Sgt William (Billy) Henry McAdam was a pilot in 132 (City of Bombay) Squadron of the RAF, and his neice, Louise Kurtz, great nephew Jeff Kurtz and Jeff’s partner Melanie made the trip of Aberdeenshire to remember him.
Sgt McAdam was the first fatality at RAF Peterhead. He was buried on August 19, 1941 at Longside Cemetery, aged just 21, with full Military Honours.
Born to George and Estella McAdam, William was the third of five children, and came from Saskatchewan, where he, his brothers and sisters were raised on a large farm just south of Bromhead.
In 1939 he celebrated his 18th birthday, with friends, family and his girlfriend Marjorie, to whom he would later be engaged, at the family home but in Europe the storm clouds of ware were gathering and on September 1, war was declared.
In August of 1940 he enlisted in the Air Force and after completing 12th grade at the local school in Bromhead he passed his training selection and medical “as all he really wanted to do was fly”.
On August 16, was accepted in to the Air Force and from then on he would be posted to a number of Canadian Flying Training Units as his training progressed.

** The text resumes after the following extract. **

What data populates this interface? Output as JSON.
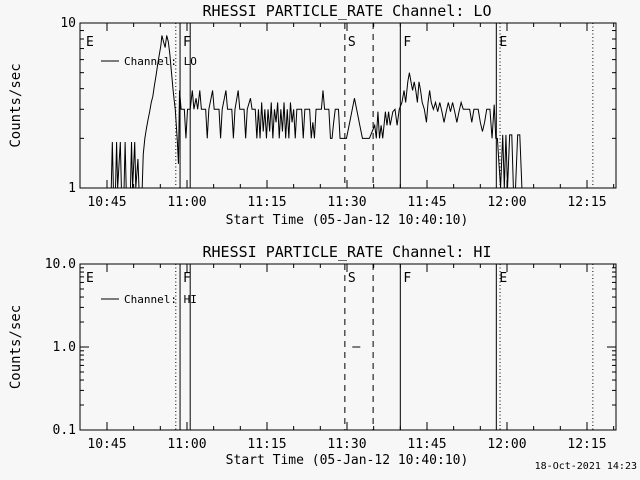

On April 1, 1941 he was promoted to Temporary Sergeant (Paid) by which time he had been at Camp Borden for around three months.
To-date he had flown several types of training aircraft including the Tiger Moth and Harvard but it would not be long before he arrived Great Britain before learning to fly fighters
After travelling across the Atlantic on a convoy, he was posted to 53 Operational Training Unit (O.T.U) at Heston to learn to fly the Supermarine Spitfire.

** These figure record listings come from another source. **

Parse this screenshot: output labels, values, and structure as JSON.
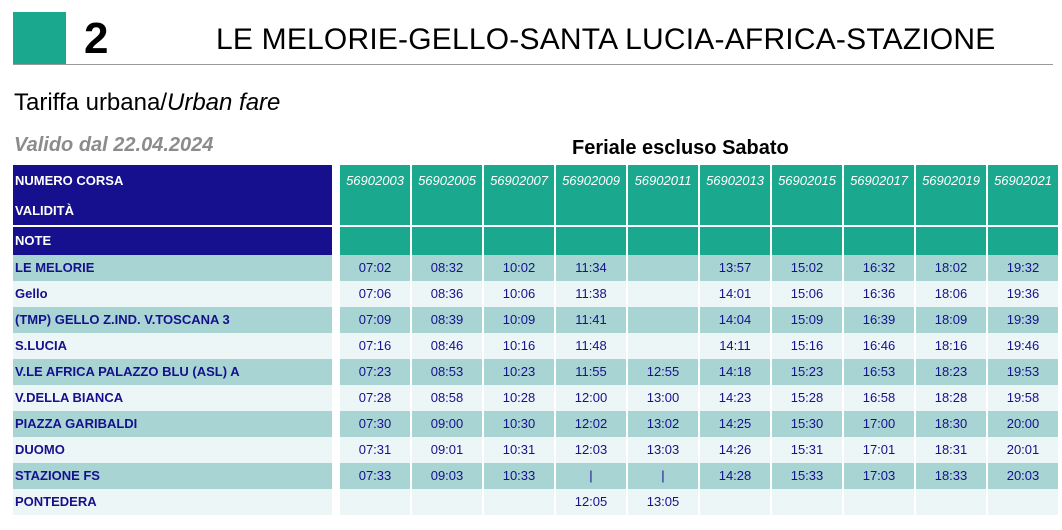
{
  "header": {
    "route_number": "2",
    "route_name": "LE MELORIE-GELLO-SANTA LUCIA-AFRICA-STAZIONE",
    "fare_main": "Tariffa urbana/",
    "fare_english": "Urban fare",
    "valid_from": "Valido dal 22.04.2024",
    "service_day": "Feriale escluso Sabato"
  },
  "colors": {
    "route": "#1aa98e",
    "header_blue": "#16108e",
    "row_dark": "#a9d4d4",
    "row_light": "#edf6f6"
  },
  "labels": {
    "trip_number": "NUMERO CORSA",
    "validity": "VALIDITÀ",
    "notes": "NOTE"
  },
  "trips": [
    "56902003",
    "56902005",
    "56902007",
    "56902009",
    "56902011",
    "56902013",
    "56902015",
    "56902017",
    "56902019",
    "56902021"
  ],
  "stops": [
    {
      "name": "LE MELORIE",
      "times": [
        "07:02",
        "08:32",
        "10:02",
        "11:34",
        "",
        "13:57",
        "15:02",
        "16:32",
        "18:02",
        "19:32"
      ]
    },
    {
      "name": "Gello",
      "times": [
        "07:06",
        "08:36",
        "10:06",
        "11:38",
        "",
        "14:01",
        "15:06",
        "16:36",
        "18:06",
        "19:36"
      ]
    },
    {
      "name": "(TMP) GELLO Z.IND. V.TOSCANA 3",
      "times": [
        "07:09",
        "08:39",
        "10:09",
        "11:41",
        "",
        "14:04",
        "15:09",
        "16:39",
        "18:09",
        "19:39"
      ]
    },
    {
      "name": "S.LUCIA",
      "times": [
        "07:16",
        "08:46",
        "10:16",
        "11:48",
        "",
        "14:11",
        "15:16",
        "16:46",
        "18:16",
        "19:46"
      ]
    },
    {
      "name": "V.LE AFRICA PALAZZO BLU (ASL) A",
      "times": [
        "07:23",
        "08:53",
        "10:23",
        "11:55",
        "12:55",
        "14:18",
        "15:23",
        "16:53",
        "18:23",
        "19:53"
      ]
    },
    {
      "name": "V.DELLA BIANCA",
      "times": [
        "07:28",
        "08:58",
        "10:28",
        "12:00",
        "13:00",
        "14:23",
        "15:28",
        "16:58",
        "18:28",
        "19:58"
      ]
    },
    {
      "name": "PIAZZA GARIBALDI",
      "times": [
        "07:30",
        "09:00",
        "10:30",
        "12:02",
        "13:02",
        "14:25",
        "15:30",
        "17:00",
        "18:30",
        "20:00"
      ]
    },
    {
      "name": "DUOMO",
      "times": [
        "07:31",
        "09:01",
        "10:31",
        "12:03",
        "13:03",
        "14:26",
        "15:31",
        "17:01",
        "18:31",
        "20:01"
      ]
    },
    {
      "name": "STAZIONE FS",
      "times": [
        "07:33",
        "09:03",
        "10:33",
        "|",
        "|",
        "14:28",
        "15:33",
        "17:03",
        "18:33",
        "20:03"
      ]
    },
    {
      "name": "PONTEDERA",
      "times": [
        "",
        "",
        "",
        "12:05",
        "13:05",
        "",
        "",
        "",
        "",
        ""
      ]
    }
  ]
}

On June 28, 1941 he moved to the newly formed 61 O.T.U. still at Heston learning to fly the Spitfire. On July 15, 1941, training completed, Sergeant McAdam was posted to Royal Air Force Peterhead, on the formation of a new Spitfire Squadron – 132 (City Of Bombay) under the leadership of Squadron Leader A.W.A Bayne, D.F.C.
Squadron records indicate that on August 14, flying Spitfire Mark 1 P9371 Sergeant McAdam took off on an operational scramble at 13.40, landing at 14.55 having nothing to report.
Just one day later, while flying Spitfire Mark 1, N3286, during a test flight, for which he had volunteered, he crashed and was killed north of the village of Crimond.